Lecherye [1531]
If . . .
nature. Cf. CWM 8/2.705/2–8n and 172/16. Ulrich von
Hutten rejects Cisalpine sexual mores with righteous indignation : "Am I to cringe to these epicene priestlings? Must I keep my
hands off these mincing sodomites and worship these lecherous popes . .
.?" From Ep. 1161, To Erasmus, Ebernburg, 13 November 1520 (Allen
4.382/56–58; CWE 8.89/61–63).
Tyndale's charge that Roman prostitutes numbered some 30,000 agrees with
the report given by Francesco Delicado of Cordova, a resident of Rome
after 1523. But a more careful analysis, based on the census of 1526–27,
arrived at the number of 1,550 prostitutes, which was 3% of the
population of Rome. Cf. Pio Pecchiai, Roma nel
cinquecento (Bologna: Cappelli, 1984) 304. The bath-houses
listed by Pecchiai (312ff) do not mention any that offered
the service of "younge boyes agenst nature" [D6v], although the same
author has evidence that the "vice of the Greeks" had made
inroads in Renaissance Rome (317). Here Tyndale may be under the
influence of the stereotypical charge of pederasty in the
anti-Italian polemics of northern humanists. See Ingrid G. Rowland, "Revenge of the Regensburg
Humanists, 1493," Sixteenth Century Journal 24
(1994) 307–22.
The abhomination of the Romish Church.[[1573]
stues . . .
lawe. Cf. Lev. 20.13. The type of death penalty for sodomy is
not specified; burning is the death penalty for marriage
first to a mother and then to her daughter (verse 14).
Leviticus 20.13–14
.xl. or .l. hundred
thousand. Tyndale claims that in his day there were four or
five million clergy bound to celibacy in the Roman Church. This number,
equaling 9% or 11% of the population ofWestern Europe, is
much too high. In England about 2% of the population were ordained
priests, cf. [F6v, “.xx. thousand prestes curates” and commentary note].

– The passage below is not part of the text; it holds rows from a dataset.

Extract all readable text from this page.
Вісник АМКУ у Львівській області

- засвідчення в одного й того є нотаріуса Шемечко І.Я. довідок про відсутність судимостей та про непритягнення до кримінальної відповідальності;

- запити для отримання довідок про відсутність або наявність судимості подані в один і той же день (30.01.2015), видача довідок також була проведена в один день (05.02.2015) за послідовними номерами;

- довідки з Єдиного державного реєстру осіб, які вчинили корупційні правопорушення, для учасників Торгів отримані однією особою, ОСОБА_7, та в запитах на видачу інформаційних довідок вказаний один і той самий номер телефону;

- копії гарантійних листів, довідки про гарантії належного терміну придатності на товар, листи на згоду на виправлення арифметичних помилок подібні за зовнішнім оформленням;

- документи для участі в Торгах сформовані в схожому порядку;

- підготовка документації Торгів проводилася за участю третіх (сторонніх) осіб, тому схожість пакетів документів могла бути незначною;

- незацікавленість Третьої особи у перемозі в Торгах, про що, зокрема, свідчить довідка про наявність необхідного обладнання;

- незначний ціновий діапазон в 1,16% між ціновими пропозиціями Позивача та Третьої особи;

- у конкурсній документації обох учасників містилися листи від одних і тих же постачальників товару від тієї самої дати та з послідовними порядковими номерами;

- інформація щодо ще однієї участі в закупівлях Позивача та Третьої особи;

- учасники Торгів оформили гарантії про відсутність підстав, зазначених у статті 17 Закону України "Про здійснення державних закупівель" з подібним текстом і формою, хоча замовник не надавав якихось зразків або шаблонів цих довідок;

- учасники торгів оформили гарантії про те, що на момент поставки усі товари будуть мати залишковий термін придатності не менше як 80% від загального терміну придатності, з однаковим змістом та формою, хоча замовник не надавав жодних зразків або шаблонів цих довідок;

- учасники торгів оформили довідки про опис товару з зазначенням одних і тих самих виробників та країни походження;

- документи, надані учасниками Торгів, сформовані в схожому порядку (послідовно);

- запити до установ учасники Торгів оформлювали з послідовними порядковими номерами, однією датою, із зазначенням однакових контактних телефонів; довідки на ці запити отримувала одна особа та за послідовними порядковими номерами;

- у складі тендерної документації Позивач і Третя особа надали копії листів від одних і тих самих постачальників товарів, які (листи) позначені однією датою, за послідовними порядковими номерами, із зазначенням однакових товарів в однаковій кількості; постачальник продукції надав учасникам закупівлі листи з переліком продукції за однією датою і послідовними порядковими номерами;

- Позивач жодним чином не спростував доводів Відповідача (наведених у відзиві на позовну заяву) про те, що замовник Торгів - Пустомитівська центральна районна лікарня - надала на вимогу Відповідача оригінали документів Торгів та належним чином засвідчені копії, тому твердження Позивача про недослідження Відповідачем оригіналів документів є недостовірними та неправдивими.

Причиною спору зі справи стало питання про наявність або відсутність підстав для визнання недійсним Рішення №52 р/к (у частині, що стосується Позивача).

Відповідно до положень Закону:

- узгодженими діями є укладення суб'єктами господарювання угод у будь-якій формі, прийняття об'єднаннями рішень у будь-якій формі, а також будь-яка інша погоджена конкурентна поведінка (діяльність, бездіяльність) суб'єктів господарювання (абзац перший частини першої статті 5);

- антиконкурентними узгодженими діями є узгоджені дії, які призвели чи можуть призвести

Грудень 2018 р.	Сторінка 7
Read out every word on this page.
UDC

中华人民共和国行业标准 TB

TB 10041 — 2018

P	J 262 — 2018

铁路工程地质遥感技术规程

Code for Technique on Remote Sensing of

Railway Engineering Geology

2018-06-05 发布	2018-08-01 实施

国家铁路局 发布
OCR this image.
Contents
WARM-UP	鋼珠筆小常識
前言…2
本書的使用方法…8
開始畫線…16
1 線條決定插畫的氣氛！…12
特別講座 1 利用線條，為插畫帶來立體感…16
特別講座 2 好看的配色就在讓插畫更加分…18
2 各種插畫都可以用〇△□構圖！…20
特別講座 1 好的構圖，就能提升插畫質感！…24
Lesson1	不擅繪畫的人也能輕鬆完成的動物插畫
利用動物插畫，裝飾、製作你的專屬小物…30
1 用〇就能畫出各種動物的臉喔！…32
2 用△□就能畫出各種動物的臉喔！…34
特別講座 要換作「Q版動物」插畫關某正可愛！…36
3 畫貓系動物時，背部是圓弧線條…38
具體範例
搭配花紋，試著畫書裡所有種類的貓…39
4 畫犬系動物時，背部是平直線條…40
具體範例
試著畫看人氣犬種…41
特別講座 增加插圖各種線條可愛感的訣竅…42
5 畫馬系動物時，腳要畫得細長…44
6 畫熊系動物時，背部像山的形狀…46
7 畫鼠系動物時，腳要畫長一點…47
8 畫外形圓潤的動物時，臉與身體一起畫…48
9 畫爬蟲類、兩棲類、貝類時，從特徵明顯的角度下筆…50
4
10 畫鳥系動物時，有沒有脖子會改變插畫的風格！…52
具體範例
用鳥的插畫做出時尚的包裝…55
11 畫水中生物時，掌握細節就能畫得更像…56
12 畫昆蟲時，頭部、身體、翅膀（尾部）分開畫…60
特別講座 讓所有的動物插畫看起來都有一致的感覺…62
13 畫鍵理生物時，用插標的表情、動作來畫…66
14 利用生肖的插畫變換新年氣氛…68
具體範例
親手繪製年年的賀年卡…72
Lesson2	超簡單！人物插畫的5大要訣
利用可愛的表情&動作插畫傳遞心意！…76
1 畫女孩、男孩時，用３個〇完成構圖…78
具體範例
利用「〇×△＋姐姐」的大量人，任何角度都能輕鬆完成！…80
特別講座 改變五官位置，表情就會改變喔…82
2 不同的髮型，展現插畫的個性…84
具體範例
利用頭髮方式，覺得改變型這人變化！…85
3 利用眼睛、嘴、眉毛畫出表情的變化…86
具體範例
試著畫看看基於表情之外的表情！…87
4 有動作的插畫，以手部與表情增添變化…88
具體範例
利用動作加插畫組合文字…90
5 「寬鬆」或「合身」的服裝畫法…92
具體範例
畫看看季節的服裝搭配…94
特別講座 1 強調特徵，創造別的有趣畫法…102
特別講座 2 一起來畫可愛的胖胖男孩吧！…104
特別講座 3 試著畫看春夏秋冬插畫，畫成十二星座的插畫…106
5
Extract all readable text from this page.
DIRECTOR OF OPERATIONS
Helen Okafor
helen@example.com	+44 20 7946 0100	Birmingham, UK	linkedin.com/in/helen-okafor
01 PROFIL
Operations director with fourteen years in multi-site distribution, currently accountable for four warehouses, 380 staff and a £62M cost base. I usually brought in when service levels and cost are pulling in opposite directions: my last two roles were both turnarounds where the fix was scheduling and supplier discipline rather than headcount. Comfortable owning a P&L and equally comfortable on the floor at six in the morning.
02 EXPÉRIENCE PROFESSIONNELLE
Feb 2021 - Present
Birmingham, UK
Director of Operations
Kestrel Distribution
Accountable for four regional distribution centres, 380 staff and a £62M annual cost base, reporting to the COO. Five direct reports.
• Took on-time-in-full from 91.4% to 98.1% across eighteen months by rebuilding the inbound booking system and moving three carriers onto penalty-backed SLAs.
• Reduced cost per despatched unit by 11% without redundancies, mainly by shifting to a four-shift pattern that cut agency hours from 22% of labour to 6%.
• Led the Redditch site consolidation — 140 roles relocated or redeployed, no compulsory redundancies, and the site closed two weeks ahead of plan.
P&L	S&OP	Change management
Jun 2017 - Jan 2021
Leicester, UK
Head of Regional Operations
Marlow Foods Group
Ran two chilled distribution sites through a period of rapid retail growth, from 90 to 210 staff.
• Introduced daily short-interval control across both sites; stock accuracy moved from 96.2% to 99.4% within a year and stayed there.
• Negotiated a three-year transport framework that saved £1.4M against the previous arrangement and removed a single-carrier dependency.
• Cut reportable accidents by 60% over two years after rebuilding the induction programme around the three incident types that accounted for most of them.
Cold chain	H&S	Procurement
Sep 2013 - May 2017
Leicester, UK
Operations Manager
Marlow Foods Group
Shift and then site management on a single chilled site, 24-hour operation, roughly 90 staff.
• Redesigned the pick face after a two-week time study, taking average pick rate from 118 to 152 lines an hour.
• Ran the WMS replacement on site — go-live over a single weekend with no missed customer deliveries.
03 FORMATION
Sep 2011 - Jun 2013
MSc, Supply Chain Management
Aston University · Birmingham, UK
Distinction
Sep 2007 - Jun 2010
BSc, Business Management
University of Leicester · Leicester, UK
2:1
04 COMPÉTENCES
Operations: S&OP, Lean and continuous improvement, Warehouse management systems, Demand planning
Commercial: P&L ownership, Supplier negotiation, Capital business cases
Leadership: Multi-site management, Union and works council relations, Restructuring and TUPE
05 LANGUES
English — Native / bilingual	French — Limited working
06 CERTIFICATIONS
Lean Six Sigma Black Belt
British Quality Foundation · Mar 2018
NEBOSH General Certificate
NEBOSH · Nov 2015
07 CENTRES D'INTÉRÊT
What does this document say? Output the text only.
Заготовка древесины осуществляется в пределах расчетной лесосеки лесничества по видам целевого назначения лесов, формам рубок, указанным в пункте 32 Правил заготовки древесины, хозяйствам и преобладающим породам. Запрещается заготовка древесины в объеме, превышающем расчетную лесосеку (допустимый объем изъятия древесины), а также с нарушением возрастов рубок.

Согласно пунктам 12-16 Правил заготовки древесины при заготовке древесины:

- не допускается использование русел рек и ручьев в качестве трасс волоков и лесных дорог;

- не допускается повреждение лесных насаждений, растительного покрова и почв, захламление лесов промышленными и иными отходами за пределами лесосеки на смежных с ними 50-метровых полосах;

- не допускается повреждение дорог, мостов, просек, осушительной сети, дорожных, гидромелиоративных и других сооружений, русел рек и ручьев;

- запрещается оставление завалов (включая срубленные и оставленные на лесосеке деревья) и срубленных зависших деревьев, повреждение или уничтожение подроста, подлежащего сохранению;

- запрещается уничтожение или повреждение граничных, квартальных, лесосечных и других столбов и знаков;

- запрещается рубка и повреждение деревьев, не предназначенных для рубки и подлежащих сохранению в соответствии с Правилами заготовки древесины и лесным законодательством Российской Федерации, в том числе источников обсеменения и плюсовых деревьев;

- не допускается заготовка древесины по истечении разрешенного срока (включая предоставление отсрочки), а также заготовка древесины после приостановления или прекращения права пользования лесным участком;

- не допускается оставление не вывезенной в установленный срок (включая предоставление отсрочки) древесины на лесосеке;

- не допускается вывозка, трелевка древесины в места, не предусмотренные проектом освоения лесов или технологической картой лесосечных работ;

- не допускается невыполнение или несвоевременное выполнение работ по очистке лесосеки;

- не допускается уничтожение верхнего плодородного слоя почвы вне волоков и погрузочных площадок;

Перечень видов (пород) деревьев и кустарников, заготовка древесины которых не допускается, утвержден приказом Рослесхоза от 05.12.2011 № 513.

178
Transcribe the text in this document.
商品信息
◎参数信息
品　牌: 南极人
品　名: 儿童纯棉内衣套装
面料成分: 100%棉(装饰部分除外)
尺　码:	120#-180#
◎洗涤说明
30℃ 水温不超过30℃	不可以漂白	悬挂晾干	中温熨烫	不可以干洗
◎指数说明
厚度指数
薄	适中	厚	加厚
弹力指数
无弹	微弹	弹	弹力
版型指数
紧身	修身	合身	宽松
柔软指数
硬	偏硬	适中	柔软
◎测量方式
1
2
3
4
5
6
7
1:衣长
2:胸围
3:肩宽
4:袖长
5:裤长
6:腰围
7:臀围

In 1500, one estimate would total 45.3 million Latin-rite Christians:
British Isles (4), Iberia (8.3), France and the Low Countries (16),
Italy (5.5) Germany (7), Scandinavia (.5), Poland (2), and Hungary (2);
8.25 million Orthodox Christians: Greece (.75), the Balkans (1.5), and
Russia (6); 16.25 million Muslims in the Ottoman Empire :
Greece (.75), the Balkans (1.5), Asia Minor (6), Syria (2), Egypt (2.5),
and North Africa (3.5). Cf. Glenn T.
Trewartha, A Geography of
Population: World Patterns (New York:
John Wiley & Sons, 1969) 21, Table 1.3. This table does not include
Jews in Italy, Germany, Poland, and Russia. For a discussion of the proportion of
Christians to Muslims, cf. [D7v, “.v. tymes mo then we” and commentary note].